In some ways, I think it's because this right is so taken
for granted that it still does not compute for some heterosexuals
that gay people don't have it. I have been invited to my fair
share of weddings. At no point, I think, has it dawned on
any of the participants that I was being invited to a ceremony
from which I was legally excluded. I have heard no apologies,
no excuses, no reassurances that the couple marrying would
support my own marriage or my legal right to it. Friends mention
their marriages with ease and pleasure without it even occurring
to them that they are flaunting a privilege constructed specifically
to stigmatize the person they are talking to. They are not
bad people; they are not homophobes. Like whites inviting
token black guests to functions at all-white country clubs,
they think they are extending you an invitation when they
are actually demonstrating your exclusion. They just don't
get it. And some, of course, never will.
There's one more thing. When an extremely basic civil right
is involved, it seems to me the burden of proof should lie
with those who seek to deny it to a small minority of citizens,
not with those who seek to extend it. So far, the opposite
has been the case. Those of us who have argued for this basic
equality have been asked to prove a million negatives: that
the world will not end, that marriage will not collapse, that
this reform will not lead to polygamy and incest and bestiality
and the fall of Rome. Those who wish to deny it, on the other
hand, have been required to utter nothing more substantive
than Hillary Clinton's terse, incoherent dismissal. Gore,
for example, has still not articulated a persuasive reason
for his opposition to gay marriage, beyond a one-sentence
affirmation of his own privilege. But surely if civil marriage
involves no substantive requirement that adult gay men and
women cannot fulfill, if gay love truly is as valid as straight
love, and if civil marriage is a deeper constitutional right
than the right to vote, then the continued exclusion of gay
citizens from civil marriage is a constitutional and political
enormity. It is those who defend the status quo who should
be required to prove their case beyond even the slightest
doubt.
They
won't have to, of course. The media will congratulate George
W. Bush merely for conceding that the gay people supporting
his campaign are human beings. Gore will be told by his pollsters
that supporting the most basic civil right for homosexuals
would be political suicide, and he will surely defer to them.
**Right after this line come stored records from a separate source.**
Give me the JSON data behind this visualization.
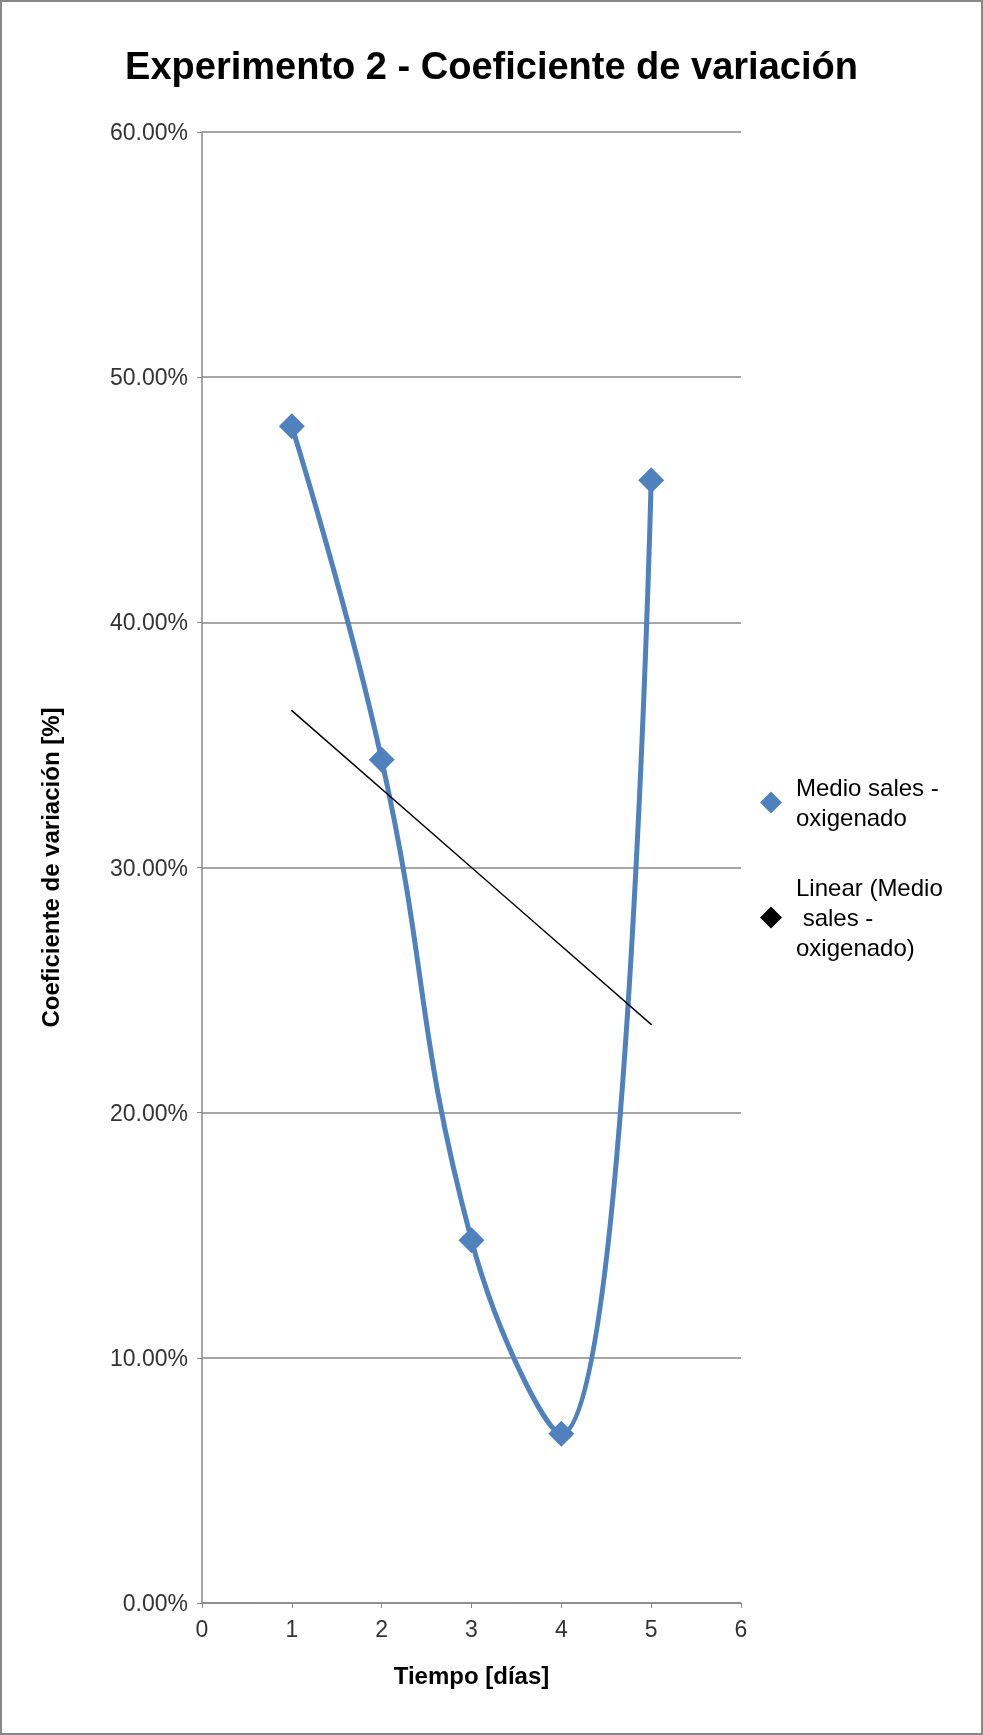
{
  "chart_data": {
    "type": "line",
    "title": "Experimento 2 - Coeficiente de variación",
    "xlabel": "Tiempo [días]",
    "ylabel": "Coeficiente de variación [%]",
    "xlim": [
      0,
      6
    ],
    "xticks": [
      0,
      1,
      2,
      3,
      4,
      5,
      6
    ],
    "ylim": [
      0,
      60
    ],
    "yticks": [
      {
        "value": 0,
        "label": "0.00%"
      },
      {
        "value": 10,
        "label": "10.00%"
      },
      {
        "value": 20,
        "label": "20.00%"
      },
      {
        "value": 30,
        "label": "30.00%"
      },
      {
        "value": 40,
        "label": "40.00%"
      },
      {
        "value": 50,
        "label": "50.00%"
      },
      {
        "value": 60,
        "label": "60.00%"
      }
    ],
    "series": [
      {
        "name": "Medio sales - oxigenado",
        "color": "#4f81bd",
        "x": [
          1,
          2,
          3,
          4,
          5
        ],
        "values": [
          48,
          34.4,
          14.8,
          6.9,
          45.8
        ],
        "marker": "diamond"
      },
      {
        "name": "Linear (Medio sales - oxigenado)",
        "color": "#000000",
        "x": [
          1,
          5
        ],
        "values": [
          36.4,
          23.6
        ],
        "marker": "none"
      }
    ],
    "grid": "y",
    "legend": "right",
    "line_style": "solid"
  }
}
That is politics, and I have learned to expect nothing more
from either candidate. But the principle of the matter is
another issue. To concede that gay adults are responsible
citizens, to concede that there will be no tangible damage
to the institution of marriage by their inclusion within it,
and then to offer gay men and women a second-class institution
called civil union makes no sense. It's a well-meaning surrender
to unfounded fear. Liberals of any stripe should see this.
The matter is ultimately simple enough. Gay men and women
are citizens of this country. After two centuries of invisibility
and persecution, they deserve to be recognized as such.